Ho lasciato ogni posto. David Bowie a Berlino in tre atti di Lorenzo Coltellacci e Mattia Tassaro non è il classico libro su un’icona. Non è una biografia lineare, non è una celebrazione, non è nemmeno un racconto pensato per spiegare tutto. È qualcosa di più preciso e, proprio per questo, più interessante: è il tentativo di fermarsi su un momento.
Quel momento è Berlino. Gli anni Settanta. Una fase in cui David Bowie decide di sparire da ciò che era diventato per provare a capire cosa potesse ancora essere. Non è una fuga romantica, è una necessità. È il punto in cui il successo smette di bastare e comincia a pesare.
Berlino: una città scelta, non subita

Il libro si muove proprio su questa linea. Non cerca di raccontare tutto Bowie, ma solo il Bowie che ha bisogno di cambiare aria, di allontanarsi da sé stesso per ritrovarsi. E in questo senso Berlino non è uno sfondo. È una scelta, quasi una terapia.

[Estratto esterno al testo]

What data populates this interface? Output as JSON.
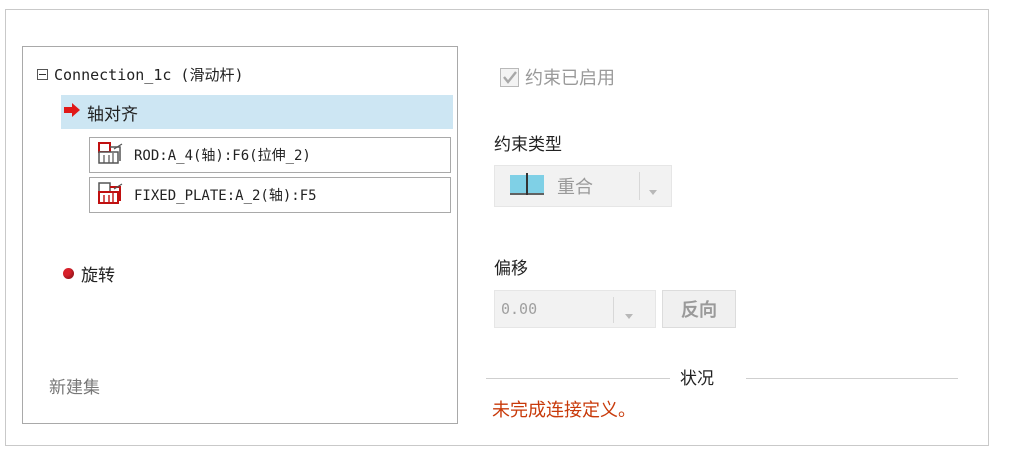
{
  "tree": {
    "connection_label": "Connection_1c (滑动杆)",
    "axis_align_label": "轴对齐",
    "references": [
      {
        "text": "ROD:A_4(轴):F6(拉伸_2)"
      },
      {
        "text": "FIXED_PLATE:A_2(轴):F5"
      }
    ],
    "rotate_label": "旋转",
    "new_set_label": "新建集"
  },
  "constraint": {
    "enabled_label": "约束已启用",
    "enabled_checked": true,
    "type_label": "约束类型",
    "type_value": "重合"
  },
  "offset": {
    "label": "偏移",
    "value": "0.00",
    "reverse_label": "反向"
  },
  "status": {
    "label": "状况",
    "message": "未完成连接定义。"
  },
  "colors": {
    "selection_bg": "#cde6f3",
    "status_message": "#c83a0a",
    "marker_red": "#d8202a"
  }
}
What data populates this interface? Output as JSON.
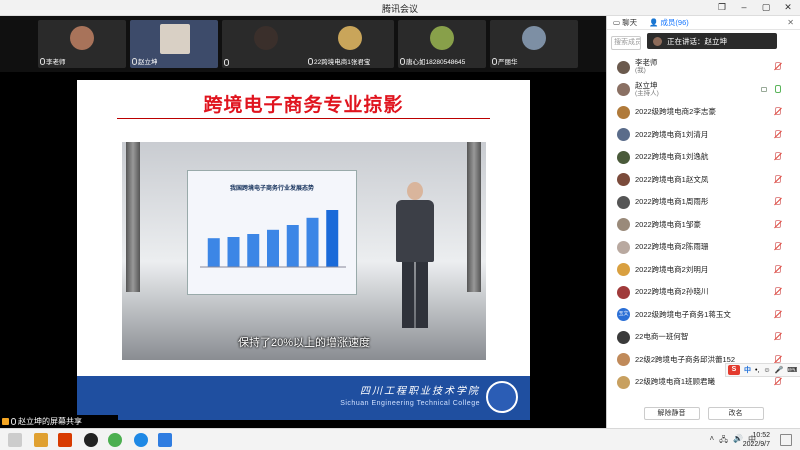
{
  "window": {
    "title": "腾讯会议"
  },
  "participants_strip": [
    {
      "name": "李老师",
      "color": "#a8735a"
    },
    {
      "name": "赵立坤",
      "color": "#3d5b8c"
    },
    {
      "name": "",
      "color": "#3a2f2b"
    },
    {
      "name": "22跨境电商1张君宝",
      "color": "#c9a55a"
    },
    {
      "name": "唐心如18280548645",
      "color": "#88a04a"
    },
    {
      "name": "严丽华",
      "color": "#7d8fa4"
    }
  ],
  "slide": {
    "title": "跨境电子商务专业掠影",
    "screen_title": "我国跨境电子商务行业发展态势",
    "subtitle": "保持了20%以上的增涨速度",
    "footer_cn": "四川工程职业技术学院",
    "footer_en": "Sichuan Engineering Technical College",
    "chart_bars": [
      0.48,
      0.5,
      0.55,
      0.62,
      0.7,
      0.82,
      0.95
    ]
  },
  "share_bar": {
    "label": "赵立坤的屏幕共享"
  },
  "panel": {
    "tab_chat": "聊天",
    "tab_members": "成员(96)",
    "search_placeholder": "搜索成员",
    "speaking": "正在讲话：赵立坤",
    "unmute_all": "解除静音",
    "rename": "改名",
    "ime_label": "中"
  },
  "members": [
    {
      "name": "李老师",
      "sub": "(我)",
      "color": "#6b5a4e",
      "mic": "off"
    },
    {
      "name": "赵立坤",
      "sub": "(主持人)",
      "color": "#8a7063",
      "mic": "on"
    },
    {
      "name": "2022级跨境电商2李志豪",
      "sub": "",
      "color": "#b07a3a",
      "mic": "off"
    },
    {
      "name": "2022跨境电商1刘清月",
      "sub": "",
      "color": "#5a6c8a",
      "mic": "off"
    },
    {
      "name": "2022跨境电商1刘逸航",
      "sub": "",
      "color": "#4a5a3a",
      "mic": "off"
    },
    {
      "name": "2022跨境电商1赵文凤",
      "sub": "",
      "color": "#7b4b3b",
      "mic": "off"
    },
    {
      "name": "2022跨境电商1周雨彤",
      "sub": "",
      "color": "#555555",
      "mic": "off"
    },
    {
      "name": "2022跨境电商1邹豪",
      "sub": "",
      "color": "#9a8a7a",
      "mic": "off"
    },
    {
      "name": "2022跨境电商2陈雨珊",
      "sub": "",
      "color": "#b9a9a0",
      "mic": "off"
    },
    {
      "name": "2022跨境电商2刘明月",
      "sub": "",
      "color": "#d9a040",
      "mic": "off"
    },
    {
      "name": "2022跨境电商2孙晓川",
      "sub": "",
      "color": "#a03a3a",
      "mic": "off"
    },
    {
      "name": "2022级跨境电子商务1蒋玉文",
      "sub": "",
      "color": "#2b6fd6",
      "initials": "玉文",
      "mic": "off"
    },
    {
      "name": "22电商一班何智",
      "sub": "",
      "color": "#3a3a3a",
      "mic": "off"
    },
    {
      "name": "22级2跨境电子商务邱洪蕾152",
      "sub": "",
      "color": "#c08a5a",
      "mic": "off"
    },
    {
      "name": "22级跨境电商1班顾君曦",
      "sub": "",
      "color": "#c8a060",
      "mic": "off"
    }
  ],
  "taskbar": {
    "time": "10:52",
    "date": "2022/9/7",
    "tray_lang": "中"
  }
}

Una città divisa, piena di tensioni, attraversata da contraddizioni, che finisce per riflettere perfettamente lo stato interiore dell’artista. Non è un rifugio tranquillo, ma uno spazio duro, coerente con il momento che Bowie sta vivendo.

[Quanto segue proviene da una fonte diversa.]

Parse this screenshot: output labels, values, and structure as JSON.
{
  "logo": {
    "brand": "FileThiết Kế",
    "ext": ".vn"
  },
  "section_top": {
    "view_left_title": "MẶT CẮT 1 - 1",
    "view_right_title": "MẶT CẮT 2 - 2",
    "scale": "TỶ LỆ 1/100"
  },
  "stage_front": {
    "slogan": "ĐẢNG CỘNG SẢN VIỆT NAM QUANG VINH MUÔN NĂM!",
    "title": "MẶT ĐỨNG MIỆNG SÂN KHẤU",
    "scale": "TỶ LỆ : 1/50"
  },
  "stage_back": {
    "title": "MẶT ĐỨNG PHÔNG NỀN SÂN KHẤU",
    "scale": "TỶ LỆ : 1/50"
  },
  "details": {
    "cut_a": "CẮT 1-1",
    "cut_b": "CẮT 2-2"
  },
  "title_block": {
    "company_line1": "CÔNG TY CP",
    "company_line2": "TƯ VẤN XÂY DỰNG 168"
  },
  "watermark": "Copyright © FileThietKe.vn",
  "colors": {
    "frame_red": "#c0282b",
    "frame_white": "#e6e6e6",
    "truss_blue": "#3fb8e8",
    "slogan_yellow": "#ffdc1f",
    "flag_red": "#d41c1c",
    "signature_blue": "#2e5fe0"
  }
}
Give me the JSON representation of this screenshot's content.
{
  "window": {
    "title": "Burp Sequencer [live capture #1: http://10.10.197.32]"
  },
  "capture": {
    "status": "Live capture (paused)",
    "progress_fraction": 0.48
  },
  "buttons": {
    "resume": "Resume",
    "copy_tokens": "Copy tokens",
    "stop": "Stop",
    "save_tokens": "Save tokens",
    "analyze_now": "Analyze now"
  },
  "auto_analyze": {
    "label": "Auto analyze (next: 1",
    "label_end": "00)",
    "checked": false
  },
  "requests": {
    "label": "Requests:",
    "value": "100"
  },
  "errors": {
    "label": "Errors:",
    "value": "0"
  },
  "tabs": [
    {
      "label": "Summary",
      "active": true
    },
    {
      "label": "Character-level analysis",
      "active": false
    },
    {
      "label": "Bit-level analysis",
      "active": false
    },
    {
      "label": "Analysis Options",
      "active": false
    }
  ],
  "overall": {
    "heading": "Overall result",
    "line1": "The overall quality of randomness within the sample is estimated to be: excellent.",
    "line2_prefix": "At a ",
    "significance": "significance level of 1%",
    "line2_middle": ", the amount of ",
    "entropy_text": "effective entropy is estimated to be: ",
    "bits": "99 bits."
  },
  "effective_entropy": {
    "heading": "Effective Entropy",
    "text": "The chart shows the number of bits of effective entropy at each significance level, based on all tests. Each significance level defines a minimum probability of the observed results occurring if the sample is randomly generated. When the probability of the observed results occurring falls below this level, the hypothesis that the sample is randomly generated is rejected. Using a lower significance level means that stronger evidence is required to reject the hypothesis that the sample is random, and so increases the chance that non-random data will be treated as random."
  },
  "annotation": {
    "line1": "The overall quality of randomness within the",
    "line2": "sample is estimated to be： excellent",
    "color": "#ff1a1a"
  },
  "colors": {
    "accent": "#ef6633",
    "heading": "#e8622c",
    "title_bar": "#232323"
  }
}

Tre atti per raccontare una trasformazione reale
La struttura in tre atti accompagna questo percorso senza mai renderlo troppo rigido. Si percepisce una caduta iniziale, una fase di passaggio, e poi una sorta di ricostruzione. Ma non è mai un processo pulito.

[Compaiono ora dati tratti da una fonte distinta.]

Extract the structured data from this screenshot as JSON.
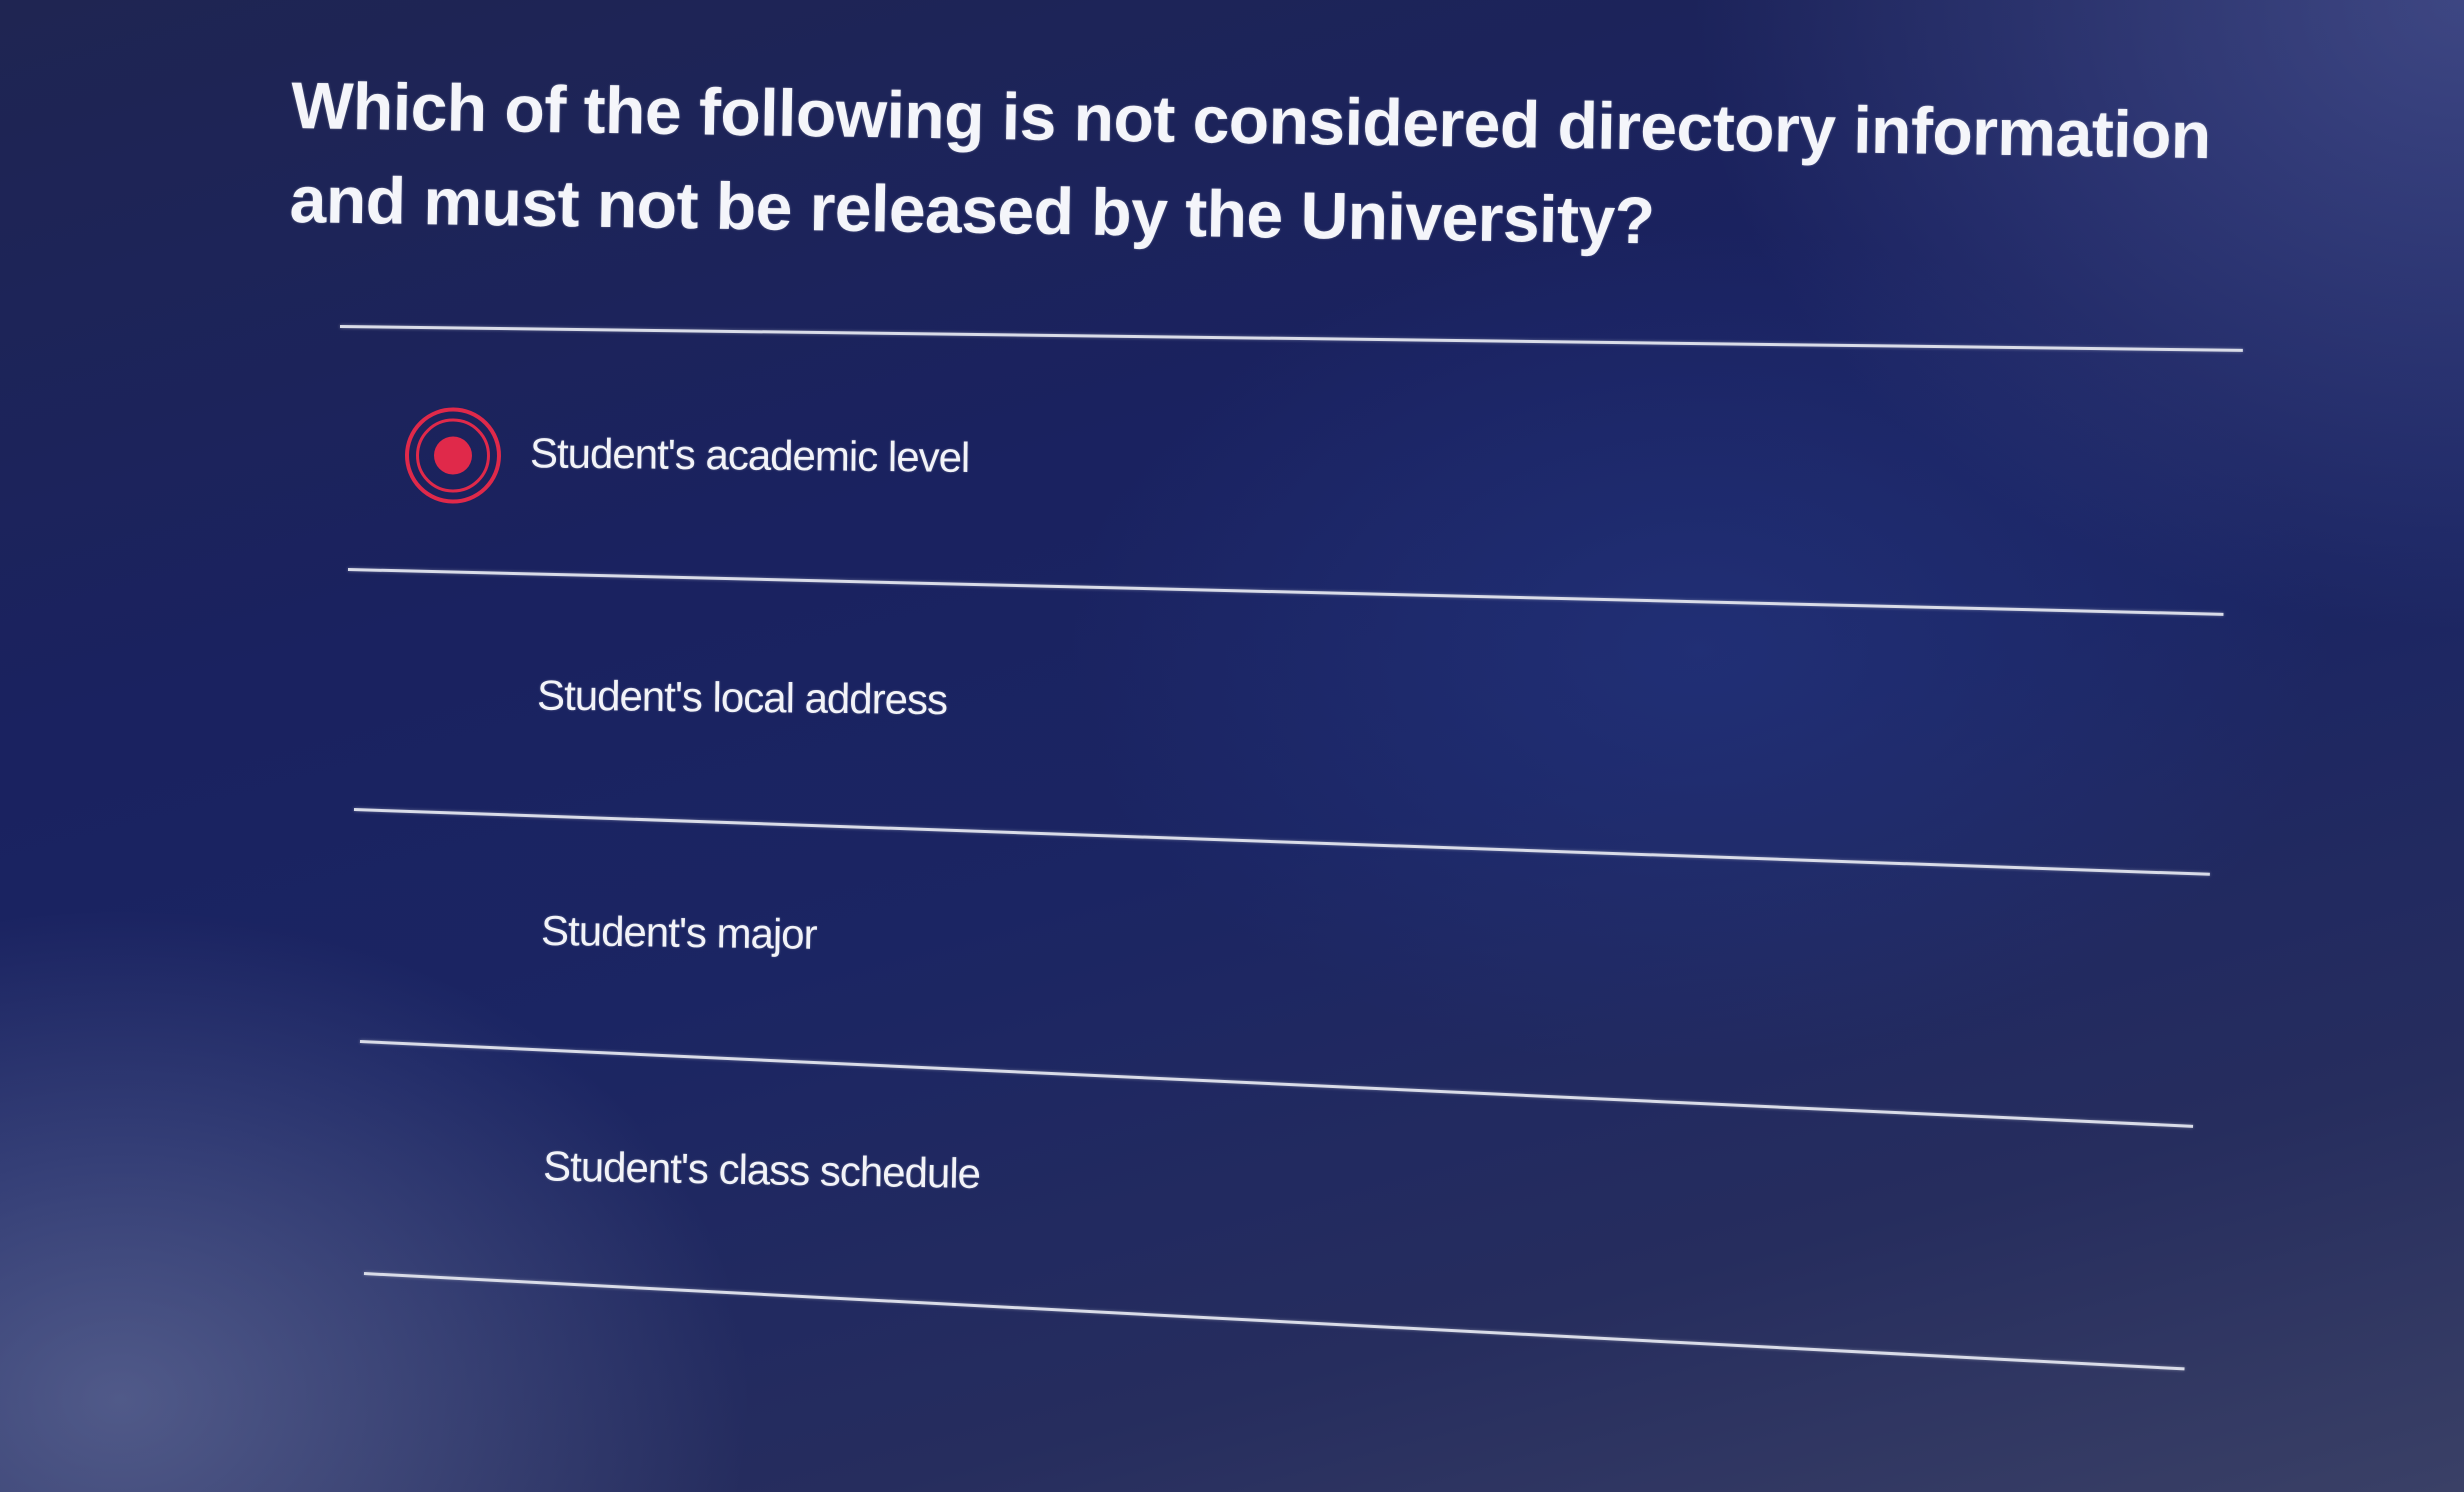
{
  "question": {
    "text": "Which of the following is not considered directory information and must not be released by the University?"
  },
  "options": [
    {
      "label": "Student's academic level",
      "selected": true
    },
    {
      "label": "Student's local address",
      "selected": false
    },
    {
      "label": "Student's major",
      "selected": false
    },
    {
      "label": "Student's class schedule",
      "selected": false
    }
  ],
  "colors": {
    "background": "#1b2563",
    "text": "#f2f3f8",
    "selected_accent": "#e0294a",
    "divider": "#d9dce8"
  },
  "icons": {
    "selected_radio": "radio-selected-icon"
  }
}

Non c’è una vera svolta netta. È più un movimento lento, fatto di tentativi, di errori, di piccoli aggiustamenti. Ed è proprio questo a rendere il racconto credibile.

Un uomo, prima ancora di un’icona
Il libro non costruisce un mito. Mostra un uomo. Un uomo che si muove, che sbaglia, che prova a cambiare senza sapere davvero dove sta andando.
Questo rende la storia molto più vicina, molto meno distante di quanto si possa immaginare parlando di una figura come Bowie. Non c’è distanza tra il lettore e ciò che accade.
Il ruolo delle immagini: atmosfera più che estetica
Il fatto che sia un fumetto aiuta molto. Le immagini non servono a decorare, ma a creare atmosfera. Berlino viene restituita in modo quasi fisico: i colori, le linee, gli spazi danno la sensazione di una città pesante, concreta.
Non è mai una cartolina. È un ambiente in cui ci si muove con fatica, proprio come fa il protagonista. Testo e disegno si completano, rendendo la lettura fluida ma intensa.
Il vero tema: cambiare per non perdersi

Andando avanti, si capisce che il tema vero non è la musica, né la carriera. È il cambiamento. Il bisogno di lasciare qualcosa per poter andare avanti.
Bowie, in questa fase, sembra togliersi pezzi di dosso più che aggiungerne. E questo processo diventa facilmente universale. Chiunque abbia vissuto un momento simile riconosce qualcosa di sé.
Un racconto che parla anche a chi non conosce Bowie
Non è necessario conoscere a fondo Bowie per entrare nel libro. Basta capire cosa significa non sentirsi più a posto nel posto in cui si è.
Il racconto funziona proprio perché non si chiude su sé stesso. Si apre, si allarga, diventa esperienza condivisa.
Quello che resta davvero
Alla fine, quello che rimane non è una ricostruzione perfetta, ma una sensazione. Quella di aver assistito a un momento fragile, reale, in cui qualcuno ha deciso di cambiare senza avere la certezza di riuscirci.
Non racconta un successo. Racconta un passaggio.
E lascia una domanda che resta anche dopo aver chiuso il libro:
per ritrovarti davvero, quanto sei disposto a lasciare indietro?